I have a kernel which is supposed to generate statistics on a specific simulation by generating samples. I need a (very, very) large number of samples (possibly needing kernel to run for hours). I have allocated a working space (an array) for a number of samples N (which is less than the total number of samples) and reuse space by resetting the the array index to a seed.
__global__ void batch_kernel(float* arr, int N, long total_operations, int *result) {
long long idx = threadIdx.x + blockIdx.x * blockDim.x;
// Shared memory for the workspace (if needed, otherwise global memory can be used)
while (idx < total_operations) {
int workspace_idx = idx % N; // Reuse workspace slots
// Load data/reset into the workspace index (default seed)
// Synchronize threads within the block to ensure workspace is loaded
__syncthreads();
// Perform some computation on the workspace
// [SOME COMPUTATION AND MODIFICATION WITH A RESULT]
// Add the value to the result (example of storing results)
atomicAdd(result, value);
// Synchronize threads within the block to ensure workspace is not overwritten prematurely
__syncthreads();
// Move to the next set of operations
idx += blockDim.x * gridDim.x; // Using a grid stride fashion, have no idea why
}
}
Now going to the main,
int main() {
const int N = 1024; // Size of the workspace array
const long total_operations = INT_MAX; // Total number of operations
// Host memory allocations
std::vector<float> h_arr(N, 1.0f); // Example initialization
int h_result = 0.0f;
// Device memory allocations
float* d_arr;
int* d_result;
cudaMalloc(&d_arr, N * sizeof(float));
cudaMalloc(&d_result, sizeof(long));
// Copy data to device
cudaMemcpy(d_arr, h_arr.data(), N * sizeof(float), cudaMemcpyHostToDevice);
cudaMemcpy(d_result, &h_result, sizeof(float), cudaMemcpyHostToDevice);
// Kernel launch parameters
int threadsPerBlock = 256;
int blocks = (total_operations + threadsPerBlock - 1) / threadsPerBlock;
// Launch the kernel
batch_kernel<<<blocks, threadsPerBlock>>>(d_arr, N, total_operations, d_result);
// Copy results back to host
cudaMemcpy(&h_result, d_result, sizeof(float), cudaMemcpyDeviceToHost);
// Print the result
std::cout << "Result = " << h_result << std::endl;
// Free device memory
cudaFree(d_arr);
cudaFree(d_result);
return 0;
}
You can see I do a 2147483647 operations using only 1024*sizeof(float) memory.
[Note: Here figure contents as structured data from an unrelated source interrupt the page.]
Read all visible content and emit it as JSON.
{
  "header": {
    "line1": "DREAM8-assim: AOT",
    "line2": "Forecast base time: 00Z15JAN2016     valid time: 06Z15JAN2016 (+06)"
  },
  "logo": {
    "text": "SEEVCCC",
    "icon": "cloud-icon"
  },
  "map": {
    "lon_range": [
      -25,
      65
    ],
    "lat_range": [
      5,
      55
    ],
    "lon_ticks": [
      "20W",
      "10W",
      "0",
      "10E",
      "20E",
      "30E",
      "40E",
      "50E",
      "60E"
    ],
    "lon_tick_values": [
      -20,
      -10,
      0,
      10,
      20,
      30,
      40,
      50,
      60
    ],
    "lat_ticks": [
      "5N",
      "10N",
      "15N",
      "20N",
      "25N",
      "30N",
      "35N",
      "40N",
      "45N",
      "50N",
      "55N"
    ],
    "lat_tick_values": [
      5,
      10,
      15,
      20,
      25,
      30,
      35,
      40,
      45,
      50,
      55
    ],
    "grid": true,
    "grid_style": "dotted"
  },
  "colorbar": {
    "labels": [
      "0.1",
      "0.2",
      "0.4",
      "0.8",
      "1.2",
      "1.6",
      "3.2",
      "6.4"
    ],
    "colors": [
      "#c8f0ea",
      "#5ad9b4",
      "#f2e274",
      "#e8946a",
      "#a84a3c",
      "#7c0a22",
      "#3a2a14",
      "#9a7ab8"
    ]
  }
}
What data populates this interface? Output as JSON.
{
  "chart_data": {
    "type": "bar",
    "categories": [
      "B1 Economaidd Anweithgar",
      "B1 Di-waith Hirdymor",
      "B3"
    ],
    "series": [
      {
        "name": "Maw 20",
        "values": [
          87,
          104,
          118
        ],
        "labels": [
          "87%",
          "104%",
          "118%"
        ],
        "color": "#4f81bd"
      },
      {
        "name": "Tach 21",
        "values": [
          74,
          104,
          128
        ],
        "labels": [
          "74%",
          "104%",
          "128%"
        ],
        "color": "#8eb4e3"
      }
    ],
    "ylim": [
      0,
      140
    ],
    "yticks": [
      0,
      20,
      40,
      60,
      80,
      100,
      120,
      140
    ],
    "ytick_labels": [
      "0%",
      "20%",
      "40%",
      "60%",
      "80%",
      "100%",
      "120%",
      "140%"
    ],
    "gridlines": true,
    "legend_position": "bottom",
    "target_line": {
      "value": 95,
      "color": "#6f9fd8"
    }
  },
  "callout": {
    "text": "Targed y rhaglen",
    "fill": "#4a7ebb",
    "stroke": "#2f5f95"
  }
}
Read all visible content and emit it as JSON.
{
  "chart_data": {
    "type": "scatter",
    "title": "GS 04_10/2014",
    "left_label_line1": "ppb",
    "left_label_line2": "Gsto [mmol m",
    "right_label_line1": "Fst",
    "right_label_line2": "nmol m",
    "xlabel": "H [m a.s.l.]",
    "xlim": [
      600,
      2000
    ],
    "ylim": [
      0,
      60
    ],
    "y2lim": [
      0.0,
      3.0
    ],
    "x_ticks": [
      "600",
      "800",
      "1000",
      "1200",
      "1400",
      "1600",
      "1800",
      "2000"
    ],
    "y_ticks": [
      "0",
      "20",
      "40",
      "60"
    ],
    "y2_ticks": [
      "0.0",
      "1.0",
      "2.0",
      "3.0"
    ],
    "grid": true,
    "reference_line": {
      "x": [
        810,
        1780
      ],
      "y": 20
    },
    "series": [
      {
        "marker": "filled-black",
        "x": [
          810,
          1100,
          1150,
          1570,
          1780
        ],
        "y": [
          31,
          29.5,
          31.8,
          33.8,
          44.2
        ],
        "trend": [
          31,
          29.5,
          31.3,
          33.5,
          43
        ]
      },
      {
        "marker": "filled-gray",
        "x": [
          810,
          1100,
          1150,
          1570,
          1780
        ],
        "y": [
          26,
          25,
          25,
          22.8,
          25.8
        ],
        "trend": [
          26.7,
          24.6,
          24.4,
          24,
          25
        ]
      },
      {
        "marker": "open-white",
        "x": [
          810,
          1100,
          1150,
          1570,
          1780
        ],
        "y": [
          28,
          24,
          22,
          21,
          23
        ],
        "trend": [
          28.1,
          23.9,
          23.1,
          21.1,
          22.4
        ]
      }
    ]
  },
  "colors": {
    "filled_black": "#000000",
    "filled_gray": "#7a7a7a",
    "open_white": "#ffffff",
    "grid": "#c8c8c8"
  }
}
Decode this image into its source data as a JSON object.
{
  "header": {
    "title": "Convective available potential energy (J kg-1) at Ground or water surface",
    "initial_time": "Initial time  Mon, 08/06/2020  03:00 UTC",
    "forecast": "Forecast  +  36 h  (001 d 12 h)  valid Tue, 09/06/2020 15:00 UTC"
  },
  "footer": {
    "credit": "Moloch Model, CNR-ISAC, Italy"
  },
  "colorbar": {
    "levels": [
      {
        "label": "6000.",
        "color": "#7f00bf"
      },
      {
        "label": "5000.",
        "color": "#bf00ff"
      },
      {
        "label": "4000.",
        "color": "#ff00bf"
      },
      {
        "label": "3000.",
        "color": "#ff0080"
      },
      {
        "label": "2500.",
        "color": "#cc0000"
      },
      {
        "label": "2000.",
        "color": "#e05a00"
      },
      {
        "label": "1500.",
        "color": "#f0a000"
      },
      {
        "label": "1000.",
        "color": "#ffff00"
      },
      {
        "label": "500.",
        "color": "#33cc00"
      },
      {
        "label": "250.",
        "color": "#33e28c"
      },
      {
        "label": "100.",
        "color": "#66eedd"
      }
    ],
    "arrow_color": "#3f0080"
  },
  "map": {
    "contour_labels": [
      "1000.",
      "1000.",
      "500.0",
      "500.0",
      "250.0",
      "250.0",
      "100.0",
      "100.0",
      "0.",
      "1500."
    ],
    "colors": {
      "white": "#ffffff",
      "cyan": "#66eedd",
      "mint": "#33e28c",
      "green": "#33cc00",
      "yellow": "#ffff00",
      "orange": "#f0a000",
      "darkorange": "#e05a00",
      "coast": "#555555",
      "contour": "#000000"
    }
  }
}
Is there a better way to this than the idx % N
hack? What if I do not know total_operations
in advance, and have to set the kernel to run indefinitely until a convergence result is reached. How can I do that instead?
From what I have read, persistent kernels are the way to implement this paradigm/framework safely in CUDA, but since CUDA 9 it seems persistent kernels should use cooperative groups.
If someone wonders what the question is/what is it I demand, it would be very kind if a MWE (minimum working example) of a paradigm which does something similar to my aforementioned kernel (i.e. implementing a persistent kernel using cooperative groups with similar specifications to the kernel I currently have).
PS : A very necessary reminder on Stackoverflow to be kind and to introspect one’s tone to not be condescending (even unintentionally) when answering questions, to carry the assumption of good faith whenever possible, and to not to confuse the necessity to be precise without being aggressive. I would rather prefer my question left unanswered than having a negative comment/interaction to engage with.